I think what makes our restaurants work, or what makes the Plantation work, is that from the beginning we tried to run it like our house. It doesn't work with everyone. I give people a hard time, I like to tease people. People can go anywhere and get a good maitre d', but they can't go everywhere and have fun while they're dining. CAROL: Christopher is really the ideas person, and I'm the person who has to make the ideas work. He's much more creative than I am. He's certainly willing to take chances. Many of our business ventures have been entered into seemingly foolishly. Going into the restaurant business with out any experience would seem pretty foolish ... and taking on two new restaurants while the economy is so uncertain would to most people seem foolish.
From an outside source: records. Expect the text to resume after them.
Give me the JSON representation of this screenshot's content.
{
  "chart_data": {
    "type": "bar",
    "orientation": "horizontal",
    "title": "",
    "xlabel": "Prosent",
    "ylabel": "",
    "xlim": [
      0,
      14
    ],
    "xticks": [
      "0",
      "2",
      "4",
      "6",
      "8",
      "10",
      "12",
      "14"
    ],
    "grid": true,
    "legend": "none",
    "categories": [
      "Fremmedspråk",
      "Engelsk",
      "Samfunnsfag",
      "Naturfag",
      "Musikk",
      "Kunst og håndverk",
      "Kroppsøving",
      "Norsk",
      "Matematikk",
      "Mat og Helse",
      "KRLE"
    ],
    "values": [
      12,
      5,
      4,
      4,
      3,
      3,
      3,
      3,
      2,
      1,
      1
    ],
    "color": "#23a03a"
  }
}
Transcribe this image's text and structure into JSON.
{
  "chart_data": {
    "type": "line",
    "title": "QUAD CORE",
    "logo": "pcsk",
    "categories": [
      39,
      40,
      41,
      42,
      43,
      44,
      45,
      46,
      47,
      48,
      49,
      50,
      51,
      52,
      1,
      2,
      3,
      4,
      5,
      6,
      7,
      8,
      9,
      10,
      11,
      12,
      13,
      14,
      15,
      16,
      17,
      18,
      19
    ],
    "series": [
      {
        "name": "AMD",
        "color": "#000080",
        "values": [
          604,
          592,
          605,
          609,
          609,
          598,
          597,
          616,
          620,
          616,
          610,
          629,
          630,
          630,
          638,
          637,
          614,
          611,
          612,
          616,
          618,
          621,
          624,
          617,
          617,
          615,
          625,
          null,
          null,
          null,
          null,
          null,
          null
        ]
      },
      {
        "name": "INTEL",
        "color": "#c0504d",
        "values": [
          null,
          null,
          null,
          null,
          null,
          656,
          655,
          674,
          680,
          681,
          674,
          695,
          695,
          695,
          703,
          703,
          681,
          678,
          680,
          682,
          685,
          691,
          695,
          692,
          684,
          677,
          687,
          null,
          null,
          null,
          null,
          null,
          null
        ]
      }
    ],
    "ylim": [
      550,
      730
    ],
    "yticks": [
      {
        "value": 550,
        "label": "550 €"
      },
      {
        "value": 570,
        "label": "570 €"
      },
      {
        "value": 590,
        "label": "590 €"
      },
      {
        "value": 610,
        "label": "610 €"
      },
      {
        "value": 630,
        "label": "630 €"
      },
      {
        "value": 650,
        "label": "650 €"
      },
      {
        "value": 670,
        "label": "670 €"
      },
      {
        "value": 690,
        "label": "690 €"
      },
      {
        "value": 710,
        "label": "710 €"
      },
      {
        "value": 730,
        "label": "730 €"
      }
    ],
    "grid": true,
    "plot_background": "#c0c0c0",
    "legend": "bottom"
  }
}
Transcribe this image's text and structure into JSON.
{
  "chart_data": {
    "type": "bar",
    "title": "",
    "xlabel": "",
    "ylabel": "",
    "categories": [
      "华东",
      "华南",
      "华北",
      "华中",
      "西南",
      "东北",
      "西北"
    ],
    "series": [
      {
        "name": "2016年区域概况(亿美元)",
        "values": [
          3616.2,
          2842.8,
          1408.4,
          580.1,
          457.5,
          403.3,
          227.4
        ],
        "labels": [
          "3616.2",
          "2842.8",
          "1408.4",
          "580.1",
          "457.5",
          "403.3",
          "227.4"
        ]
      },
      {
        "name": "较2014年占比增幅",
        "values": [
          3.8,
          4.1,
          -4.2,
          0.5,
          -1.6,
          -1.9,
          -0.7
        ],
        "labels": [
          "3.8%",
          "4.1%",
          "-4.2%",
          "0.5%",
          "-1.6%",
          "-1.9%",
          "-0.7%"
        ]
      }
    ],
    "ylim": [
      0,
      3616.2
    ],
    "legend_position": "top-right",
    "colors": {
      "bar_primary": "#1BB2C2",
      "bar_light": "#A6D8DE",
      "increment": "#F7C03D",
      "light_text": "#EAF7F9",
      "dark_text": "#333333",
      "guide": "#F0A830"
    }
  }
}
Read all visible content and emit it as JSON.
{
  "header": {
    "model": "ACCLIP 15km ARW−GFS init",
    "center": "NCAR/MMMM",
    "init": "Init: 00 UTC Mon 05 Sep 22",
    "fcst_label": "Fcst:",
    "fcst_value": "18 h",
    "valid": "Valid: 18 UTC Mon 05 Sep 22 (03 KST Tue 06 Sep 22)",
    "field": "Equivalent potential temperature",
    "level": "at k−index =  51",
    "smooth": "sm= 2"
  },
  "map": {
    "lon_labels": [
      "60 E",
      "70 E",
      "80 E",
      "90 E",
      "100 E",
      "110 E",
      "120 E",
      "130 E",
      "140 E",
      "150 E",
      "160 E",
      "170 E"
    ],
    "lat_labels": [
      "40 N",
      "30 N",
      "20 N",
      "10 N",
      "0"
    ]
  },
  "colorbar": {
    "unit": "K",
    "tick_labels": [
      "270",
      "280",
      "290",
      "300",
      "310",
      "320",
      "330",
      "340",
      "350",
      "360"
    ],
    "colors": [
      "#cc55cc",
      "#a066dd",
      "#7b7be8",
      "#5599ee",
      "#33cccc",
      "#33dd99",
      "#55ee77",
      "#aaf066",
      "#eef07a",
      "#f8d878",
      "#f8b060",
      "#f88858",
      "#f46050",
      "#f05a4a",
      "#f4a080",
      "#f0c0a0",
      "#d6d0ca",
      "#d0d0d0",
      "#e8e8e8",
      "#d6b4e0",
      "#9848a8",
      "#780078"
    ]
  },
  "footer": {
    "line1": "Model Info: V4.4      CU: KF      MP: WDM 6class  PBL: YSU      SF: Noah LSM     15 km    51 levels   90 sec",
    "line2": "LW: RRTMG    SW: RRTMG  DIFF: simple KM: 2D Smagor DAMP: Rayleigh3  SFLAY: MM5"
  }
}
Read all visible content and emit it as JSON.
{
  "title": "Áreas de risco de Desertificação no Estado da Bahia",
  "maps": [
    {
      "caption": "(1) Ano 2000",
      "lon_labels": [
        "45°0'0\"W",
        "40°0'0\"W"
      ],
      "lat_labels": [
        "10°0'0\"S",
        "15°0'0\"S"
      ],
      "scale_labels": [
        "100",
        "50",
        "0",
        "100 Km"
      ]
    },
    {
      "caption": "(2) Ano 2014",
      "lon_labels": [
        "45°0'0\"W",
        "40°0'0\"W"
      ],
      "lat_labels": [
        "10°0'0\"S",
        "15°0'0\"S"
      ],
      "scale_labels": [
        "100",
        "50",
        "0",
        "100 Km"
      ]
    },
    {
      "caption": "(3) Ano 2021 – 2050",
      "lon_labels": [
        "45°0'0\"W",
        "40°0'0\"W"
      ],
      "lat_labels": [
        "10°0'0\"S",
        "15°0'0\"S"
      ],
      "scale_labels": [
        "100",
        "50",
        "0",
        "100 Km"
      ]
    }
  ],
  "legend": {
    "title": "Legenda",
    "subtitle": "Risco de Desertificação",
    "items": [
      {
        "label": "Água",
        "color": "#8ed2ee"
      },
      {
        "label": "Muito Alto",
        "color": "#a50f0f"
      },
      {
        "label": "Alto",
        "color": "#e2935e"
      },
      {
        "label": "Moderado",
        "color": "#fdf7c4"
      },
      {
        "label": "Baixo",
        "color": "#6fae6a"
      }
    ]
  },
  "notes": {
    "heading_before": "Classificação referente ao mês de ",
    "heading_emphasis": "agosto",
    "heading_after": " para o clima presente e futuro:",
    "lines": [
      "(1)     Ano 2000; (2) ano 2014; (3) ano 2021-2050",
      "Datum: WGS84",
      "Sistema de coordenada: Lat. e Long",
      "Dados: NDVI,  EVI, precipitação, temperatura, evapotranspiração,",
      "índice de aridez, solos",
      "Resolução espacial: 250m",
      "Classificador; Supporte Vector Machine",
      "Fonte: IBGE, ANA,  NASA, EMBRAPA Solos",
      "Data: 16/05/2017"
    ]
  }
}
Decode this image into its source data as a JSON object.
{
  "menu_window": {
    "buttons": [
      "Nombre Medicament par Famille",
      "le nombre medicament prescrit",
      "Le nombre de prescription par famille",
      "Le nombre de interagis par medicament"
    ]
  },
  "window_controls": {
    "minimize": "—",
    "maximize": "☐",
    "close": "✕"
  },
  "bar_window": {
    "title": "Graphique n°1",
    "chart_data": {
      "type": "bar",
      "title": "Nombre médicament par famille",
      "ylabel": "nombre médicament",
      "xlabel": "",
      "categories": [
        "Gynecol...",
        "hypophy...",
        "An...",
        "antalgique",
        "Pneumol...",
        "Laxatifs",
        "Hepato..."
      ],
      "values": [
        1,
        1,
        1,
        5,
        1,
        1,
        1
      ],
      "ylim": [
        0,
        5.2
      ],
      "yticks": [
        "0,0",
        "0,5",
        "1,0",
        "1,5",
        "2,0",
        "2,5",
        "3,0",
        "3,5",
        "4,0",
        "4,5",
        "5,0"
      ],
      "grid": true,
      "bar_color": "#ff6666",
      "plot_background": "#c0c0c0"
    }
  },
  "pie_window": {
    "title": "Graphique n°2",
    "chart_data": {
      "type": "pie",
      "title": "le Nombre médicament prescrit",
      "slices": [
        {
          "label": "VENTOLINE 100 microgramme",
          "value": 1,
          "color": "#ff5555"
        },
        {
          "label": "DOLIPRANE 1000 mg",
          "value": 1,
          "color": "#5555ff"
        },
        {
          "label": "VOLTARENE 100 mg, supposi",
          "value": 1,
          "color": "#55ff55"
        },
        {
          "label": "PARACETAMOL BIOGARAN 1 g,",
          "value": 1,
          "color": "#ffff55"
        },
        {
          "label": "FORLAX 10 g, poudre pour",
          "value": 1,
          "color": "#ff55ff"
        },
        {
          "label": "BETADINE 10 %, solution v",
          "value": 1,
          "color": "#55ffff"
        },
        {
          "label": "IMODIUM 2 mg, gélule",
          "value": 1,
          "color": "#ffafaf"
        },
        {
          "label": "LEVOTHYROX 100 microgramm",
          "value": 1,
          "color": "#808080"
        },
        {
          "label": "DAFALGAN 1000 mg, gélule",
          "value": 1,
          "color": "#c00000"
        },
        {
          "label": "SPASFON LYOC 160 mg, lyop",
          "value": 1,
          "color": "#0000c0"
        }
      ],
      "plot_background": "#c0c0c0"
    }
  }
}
But we've been very, very fortunate. One might say that we're dumb and lucky. Luck might have something to do with it, but hard work has certainly sustained us. And we've had a very good staff.
Chris and I try not to overlap. We do end up bumping heads occasionally, but I think we've pretty well settled into our own routines. We have our own little roles when we're on the floor performing. He tells all the bad jokes, and I handle all the complaints.
At the Plantation, I don't think we would have survived if we were not there all the time. Also we're both Bermudian, and there aren't a lot of Bermudians who own restaurants. I think that makes a difference to people. People expect us to be there. We're trying not to build a glass house around us. We have to have a night off, we're open seven nights a week. I think people feel more comfortable when we're there. We did build the Plantation around us. I think to some extent we were selling ourselves, whether that's right or wrong.
Our winter ski trip is very important to us. We have to disappear ... cut off and shut down. It rejuvenates us. We have a very long season in Bermuda, it's ten months compared to five or six in places like Europe.
Chris is much more relaxed than I am. One of the nicest things about him is that he's not worried about what other people think. I don't mean that in a negative way - he does care, he's sensitive, but it's not a consideration in who he's dealing with or what he's doing.
I'm much more concerned that way, and I think that helps stabilise things.Sometimes his attitude gets him in terrible trouble, but we usually laugh about it afterwards. We have a lot of fun together. We enjoy each other's company.
Carol and Chris West: "We have a lot of fun together. We enjoy each other's company.